Overall, this isn't a new thesis but the statistical modelling, ironically, places it in a language we can all understand. Essentially, in a very focused and specific way, this report reiterates what Mark Davis expressed so eloquently in Gangland: Cultural Elites and the New Generationalism, namely, that as the Boomers age and have lower birth rates than their parents, the tendency for what is considered to be "young" moves upwards. As the average age in workplaces rise, senior management and positions of responsibility are harder for younger people to access. This creates what Reserve Bank governor Ian Macfarlane warned about when he referred to the potential for intergenerational conflict.
The conflict is real. At one level, NATSEM highlights the friction that is emerging at the intersection between the desire for retiring boomers to maintain their lifestyle at the expense of taxpayers 20 or 30 years their junior, and the neo-liberal movement to increase fees and charges on welfare and social development services. Peter Costello attempted to soften us up with the Intergenerational Report – a warning to the young that they're going to be paying more and more, and to the elderly that maybe they should be nicer to the slackers hanging around the bus stop.

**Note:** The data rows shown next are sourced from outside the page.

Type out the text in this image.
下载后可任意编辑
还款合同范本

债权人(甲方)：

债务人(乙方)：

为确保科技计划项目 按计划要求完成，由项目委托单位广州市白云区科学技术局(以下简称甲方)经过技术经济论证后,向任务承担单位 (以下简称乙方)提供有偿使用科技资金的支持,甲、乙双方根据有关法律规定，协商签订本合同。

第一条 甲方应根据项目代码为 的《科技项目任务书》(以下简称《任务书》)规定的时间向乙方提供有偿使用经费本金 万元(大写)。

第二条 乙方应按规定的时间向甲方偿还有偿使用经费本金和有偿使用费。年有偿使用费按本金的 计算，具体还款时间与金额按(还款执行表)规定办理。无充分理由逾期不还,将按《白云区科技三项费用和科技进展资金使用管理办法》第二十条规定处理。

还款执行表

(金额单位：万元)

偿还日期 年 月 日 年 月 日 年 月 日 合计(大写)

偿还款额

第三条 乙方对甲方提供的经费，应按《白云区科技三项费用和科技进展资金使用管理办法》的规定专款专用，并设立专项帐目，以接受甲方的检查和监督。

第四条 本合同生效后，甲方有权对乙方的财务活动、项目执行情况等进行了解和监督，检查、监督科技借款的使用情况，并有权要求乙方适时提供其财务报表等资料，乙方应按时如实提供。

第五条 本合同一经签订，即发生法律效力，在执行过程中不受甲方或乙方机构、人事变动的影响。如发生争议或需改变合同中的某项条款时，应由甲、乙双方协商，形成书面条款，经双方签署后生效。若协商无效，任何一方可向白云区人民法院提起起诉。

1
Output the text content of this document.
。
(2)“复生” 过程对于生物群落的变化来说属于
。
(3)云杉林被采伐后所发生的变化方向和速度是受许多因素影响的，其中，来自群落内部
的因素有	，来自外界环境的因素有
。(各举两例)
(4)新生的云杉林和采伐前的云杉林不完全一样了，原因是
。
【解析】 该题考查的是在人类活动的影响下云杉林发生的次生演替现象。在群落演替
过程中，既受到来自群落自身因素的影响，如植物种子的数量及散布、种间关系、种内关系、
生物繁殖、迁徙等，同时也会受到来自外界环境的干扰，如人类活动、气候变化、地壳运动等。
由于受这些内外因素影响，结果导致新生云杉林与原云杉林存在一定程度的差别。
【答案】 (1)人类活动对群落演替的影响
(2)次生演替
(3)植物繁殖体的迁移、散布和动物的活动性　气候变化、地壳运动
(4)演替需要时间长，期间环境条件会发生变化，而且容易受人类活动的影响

It's lucky social surveys show us to be increasingly post-materialist.
On a more personal level, the conflict plays out in workplaces and social settings where the "young" (sometimes people in their 40s), eye the positions and salaries of the boomer glut. Combined with fiscal constraint, this type of intergenerational tension is pernicious. For Generation X, their continual infantalisation leads to resentment, and ruthlessness. For the Boomers, it generates continual unease about their position and the motivations of younger people around them.
In my workplace, this is evident by the average age of staff but also in the way that decreasing funding to higher education plays itself out in the day-to-day operations of universities. Take the Australian Research Council (ARC), for example. The ARC disburses funds from the Commonwealth to researchers in Australia's universities on the basis of competitive applications. Money is tight, application numbers are high and therefore success rates are low and falling. In the last round of grants, Political Science not only fared very poorly but the disproportionate tendency for disbursements was to towards those with "track records", namely: professors and associate professors. Thus, as the money goes down and average age goes up, structural tendencies inevitably bias towards those who've been through the mill, proven themselves, and are deemed worthy of another dip in the pot. While we can all see the logic of this, industrial harmony is not an output of such a system.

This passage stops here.